I understood when I signed up that assessment would be demanding. I resigned only after doing all the work (but before I became aware of my own institution’s results), when it became apparent to me just how much our high-speed review was distorting results. I know of colleagues who, before submission, had spent hours deliberating over whether to submit outputs deemed to be on the borderline between the unfunded 2* grade and the magic 3*. Yet subpanellists often read and discussed those very outputs with alarming brevity.
I was also concerned about how reviewing was allocated. Our efforts would have been much more effective if we had been primarily reading outputs in our own areas of expertise, broadly defined. But – unusually – our subpanel allocated the whole of each institution’s outputs to just two reviewers. In early discussions, some experienced colleagues expressed concern that institutions allocated to “more generous” assessors would benefit unfairly. We asked to see the average scores of each assessor, and the marked disparities suggested that this was a very real danger.
In the 2008 research assessment exercise, one department widely viewed as in decline did extremely well. In the REF, it surprisingly repeated its success. I was shocked to discover that one individual had reviewed nearly all its outputs on both occasions. That reviewer was in no way acting corruptly, and was teamed with another on both occasions. But it seemed incredible that one person could have so much influence over a department’s fate.
A third reason for my resignation concerned rampant grade inflation. We were shown the average scores of all the subpanels under our main panel. It was hard not to conclude that some were finding astonishingly high levels of world-leading research. This had the consequence of making other subject areas look artificially weak, and it put great pressure on other subpanels to protect their fields by raising their own grades.
This happened to us. Confronted by figures suggesting that we had given lower scores than the other subpanels, even though we all felt that our discipline was producing a very considerable amount of excellent research, we undertook a rather farcical and hasty process of “rereading”. Often grades were simply raised at random.
It’s true that institutions that rank high in the REF subject league tables are usually recognisable as good departments, and vice versa. Few good submissions do badly. But my experience taught me that league tables produced from REF scores (especially those based on grade-point average) are in no way a reliable guide to comparative quality.
Evidence suggests that citation metrics would not change the distribution of income much. And they would save us the wretched six-yearly drama of hope, futility, idiocy and waste. But in many subject areas, citations produce almost laughably distorted pictures of quality. The “top” journals are often barely read; the “leading” academics frequently have little real influence on thinking.
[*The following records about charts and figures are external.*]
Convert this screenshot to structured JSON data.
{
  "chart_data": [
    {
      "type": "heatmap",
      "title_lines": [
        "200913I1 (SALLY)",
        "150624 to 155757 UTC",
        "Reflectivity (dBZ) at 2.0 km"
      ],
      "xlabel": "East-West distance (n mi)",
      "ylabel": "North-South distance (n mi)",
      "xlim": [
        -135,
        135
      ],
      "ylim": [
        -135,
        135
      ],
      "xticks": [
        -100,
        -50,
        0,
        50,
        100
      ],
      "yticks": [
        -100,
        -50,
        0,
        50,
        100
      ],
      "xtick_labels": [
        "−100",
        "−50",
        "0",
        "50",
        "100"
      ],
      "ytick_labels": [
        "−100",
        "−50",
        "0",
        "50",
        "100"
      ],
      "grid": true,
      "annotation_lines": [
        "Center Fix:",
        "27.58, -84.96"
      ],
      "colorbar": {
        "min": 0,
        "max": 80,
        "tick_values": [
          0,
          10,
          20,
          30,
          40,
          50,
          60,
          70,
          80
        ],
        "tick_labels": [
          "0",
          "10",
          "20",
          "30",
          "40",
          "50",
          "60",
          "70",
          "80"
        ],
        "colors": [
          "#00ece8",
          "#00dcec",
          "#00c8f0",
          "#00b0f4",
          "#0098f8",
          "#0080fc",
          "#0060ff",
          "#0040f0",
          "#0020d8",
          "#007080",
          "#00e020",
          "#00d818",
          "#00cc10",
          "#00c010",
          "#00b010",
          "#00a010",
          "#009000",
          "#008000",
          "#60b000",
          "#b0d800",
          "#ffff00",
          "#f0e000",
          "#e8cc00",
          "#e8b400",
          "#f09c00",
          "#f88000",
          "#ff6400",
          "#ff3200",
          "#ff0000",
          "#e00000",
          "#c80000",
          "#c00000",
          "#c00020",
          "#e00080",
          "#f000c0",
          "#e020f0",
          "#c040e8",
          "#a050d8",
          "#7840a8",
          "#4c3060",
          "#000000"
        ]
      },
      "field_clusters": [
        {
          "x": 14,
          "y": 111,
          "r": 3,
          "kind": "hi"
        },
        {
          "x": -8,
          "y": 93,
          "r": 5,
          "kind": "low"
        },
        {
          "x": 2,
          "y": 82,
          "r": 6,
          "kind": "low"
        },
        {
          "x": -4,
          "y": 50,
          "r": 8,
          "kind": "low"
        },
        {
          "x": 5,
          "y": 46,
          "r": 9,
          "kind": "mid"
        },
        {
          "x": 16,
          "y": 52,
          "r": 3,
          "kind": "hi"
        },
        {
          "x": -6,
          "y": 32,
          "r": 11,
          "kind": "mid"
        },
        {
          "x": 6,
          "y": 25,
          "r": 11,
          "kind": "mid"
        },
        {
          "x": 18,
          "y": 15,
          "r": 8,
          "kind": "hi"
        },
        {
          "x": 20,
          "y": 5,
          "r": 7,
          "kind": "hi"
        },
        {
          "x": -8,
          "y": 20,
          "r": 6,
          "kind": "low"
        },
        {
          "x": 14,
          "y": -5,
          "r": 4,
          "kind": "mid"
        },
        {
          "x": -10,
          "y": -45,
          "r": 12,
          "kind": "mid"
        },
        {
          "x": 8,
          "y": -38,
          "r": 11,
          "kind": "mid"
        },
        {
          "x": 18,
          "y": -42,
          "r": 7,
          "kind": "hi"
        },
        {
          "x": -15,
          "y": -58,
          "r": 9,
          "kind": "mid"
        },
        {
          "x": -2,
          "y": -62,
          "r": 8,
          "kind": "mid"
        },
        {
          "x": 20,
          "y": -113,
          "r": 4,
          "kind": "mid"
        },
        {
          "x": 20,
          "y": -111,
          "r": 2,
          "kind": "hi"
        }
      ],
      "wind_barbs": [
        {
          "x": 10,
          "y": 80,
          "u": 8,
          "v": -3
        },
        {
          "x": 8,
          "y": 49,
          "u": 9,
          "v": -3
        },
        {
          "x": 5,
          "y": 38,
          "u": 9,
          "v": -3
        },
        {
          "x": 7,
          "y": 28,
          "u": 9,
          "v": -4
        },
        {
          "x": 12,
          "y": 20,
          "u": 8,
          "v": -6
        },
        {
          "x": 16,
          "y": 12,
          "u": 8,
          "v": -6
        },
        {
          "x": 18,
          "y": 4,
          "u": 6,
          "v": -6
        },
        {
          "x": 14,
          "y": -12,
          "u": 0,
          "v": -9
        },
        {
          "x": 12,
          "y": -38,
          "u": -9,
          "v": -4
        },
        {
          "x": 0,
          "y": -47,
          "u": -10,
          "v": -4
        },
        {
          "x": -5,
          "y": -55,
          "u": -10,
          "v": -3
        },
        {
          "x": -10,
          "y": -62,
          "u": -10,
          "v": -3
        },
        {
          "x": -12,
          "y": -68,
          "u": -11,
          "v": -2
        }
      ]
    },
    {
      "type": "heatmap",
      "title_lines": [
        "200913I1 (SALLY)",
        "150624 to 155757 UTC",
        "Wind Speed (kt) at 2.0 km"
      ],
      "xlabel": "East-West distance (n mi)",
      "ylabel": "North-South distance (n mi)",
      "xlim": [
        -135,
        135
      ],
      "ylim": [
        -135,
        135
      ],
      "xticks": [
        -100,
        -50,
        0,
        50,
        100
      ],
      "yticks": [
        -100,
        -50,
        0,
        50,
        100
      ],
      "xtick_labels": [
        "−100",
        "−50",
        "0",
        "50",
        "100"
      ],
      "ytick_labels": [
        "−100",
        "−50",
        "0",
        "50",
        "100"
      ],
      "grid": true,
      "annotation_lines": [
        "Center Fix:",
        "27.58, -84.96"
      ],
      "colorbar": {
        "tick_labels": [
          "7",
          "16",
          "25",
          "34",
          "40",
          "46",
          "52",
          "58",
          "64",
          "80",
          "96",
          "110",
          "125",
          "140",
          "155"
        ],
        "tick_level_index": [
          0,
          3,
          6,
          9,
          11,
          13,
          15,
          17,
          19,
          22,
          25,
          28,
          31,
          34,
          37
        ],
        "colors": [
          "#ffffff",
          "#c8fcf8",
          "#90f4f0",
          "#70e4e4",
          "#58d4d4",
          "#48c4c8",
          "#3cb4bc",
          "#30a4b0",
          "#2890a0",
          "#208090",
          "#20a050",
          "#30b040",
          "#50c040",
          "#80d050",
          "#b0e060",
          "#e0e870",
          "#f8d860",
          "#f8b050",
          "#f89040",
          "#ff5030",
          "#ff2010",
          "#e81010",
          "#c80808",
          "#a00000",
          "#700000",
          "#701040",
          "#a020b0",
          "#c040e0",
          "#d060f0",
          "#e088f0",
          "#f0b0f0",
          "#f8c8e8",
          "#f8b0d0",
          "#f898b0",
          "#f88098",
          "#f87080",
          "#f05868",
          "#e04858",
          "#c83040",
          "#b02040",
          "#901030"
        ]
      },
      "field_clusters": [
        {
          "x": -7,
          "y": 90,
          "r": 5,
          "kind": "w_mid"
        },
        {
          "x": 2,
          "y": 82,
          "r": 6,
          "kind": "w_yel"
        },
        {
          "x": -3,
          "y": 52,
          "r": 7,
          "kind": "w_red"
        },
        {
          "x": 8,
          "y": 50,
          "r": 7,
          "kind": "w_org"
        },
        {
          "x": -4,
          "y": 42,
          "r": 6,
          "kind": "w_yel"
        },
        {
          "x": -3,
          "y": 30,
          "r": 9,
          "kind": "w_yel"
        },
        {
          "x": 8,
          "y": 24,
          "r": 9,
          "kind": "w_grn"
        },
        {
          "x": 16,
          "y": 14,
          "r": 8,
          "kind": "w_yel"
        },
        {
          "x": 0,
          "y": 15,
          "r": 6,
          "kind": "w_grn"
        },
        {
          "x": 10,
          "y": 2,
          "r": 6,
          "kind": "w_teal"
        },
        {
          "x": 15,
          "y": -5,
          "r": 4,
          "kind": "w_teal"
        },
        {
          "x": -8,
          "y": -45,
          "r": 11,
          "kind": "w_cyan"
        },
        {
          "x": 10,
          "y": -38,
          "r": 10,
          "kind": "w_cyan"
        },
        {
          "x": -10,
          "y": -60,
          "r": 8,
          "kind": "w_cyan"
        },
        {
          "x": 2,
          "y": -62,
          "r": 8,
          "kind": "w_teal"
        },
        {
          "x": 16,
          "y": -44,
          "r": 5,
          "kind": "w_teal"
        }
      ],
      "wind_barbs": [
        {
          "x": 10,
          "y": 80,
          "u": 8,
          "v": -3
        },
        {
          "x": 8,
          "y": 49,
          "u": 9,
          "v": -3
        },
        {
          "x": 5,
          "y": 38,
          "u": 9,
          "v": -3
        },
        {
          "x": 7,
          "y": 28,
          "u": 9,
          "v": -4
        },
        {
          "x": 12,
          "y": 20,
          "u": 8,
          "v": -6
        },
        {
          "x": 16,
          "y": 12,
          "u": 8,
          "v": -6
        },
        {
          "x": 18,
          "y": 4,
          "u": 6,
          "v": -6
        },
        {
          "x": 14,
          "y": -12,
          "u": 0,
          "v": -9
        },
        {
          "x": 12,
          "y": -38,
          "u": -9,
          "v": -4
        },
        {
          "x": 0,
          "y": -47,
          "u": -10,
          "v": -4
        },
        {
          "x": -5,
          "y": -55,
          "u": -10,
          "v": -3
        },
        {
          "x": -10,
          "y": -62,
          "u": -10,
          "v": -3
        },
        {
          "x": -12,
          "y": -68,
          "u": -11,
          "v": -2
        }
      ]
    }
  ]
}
Academics should reject the false choice between REF-style “peer review” and metrics. Money should be distributed on the basis of measures that are simple yet do not distort. These could include PhD completions, research-active staff employed and research grant income. A competitive pot could be put aside to enable less research-intensive universities to develop their research, to prevent an ossified elite capturing all the cash.
Such a change could be achieved only by strong leadership from across disciplines and universities – and in my view academic unions should lead the campaign for it. Without a shift, robust assessment will continue to be obstructed by the impossibility of properly reading submissions in the time available, and the understandable tendency of academics to defend their own.
The author wishes to remain anonymous.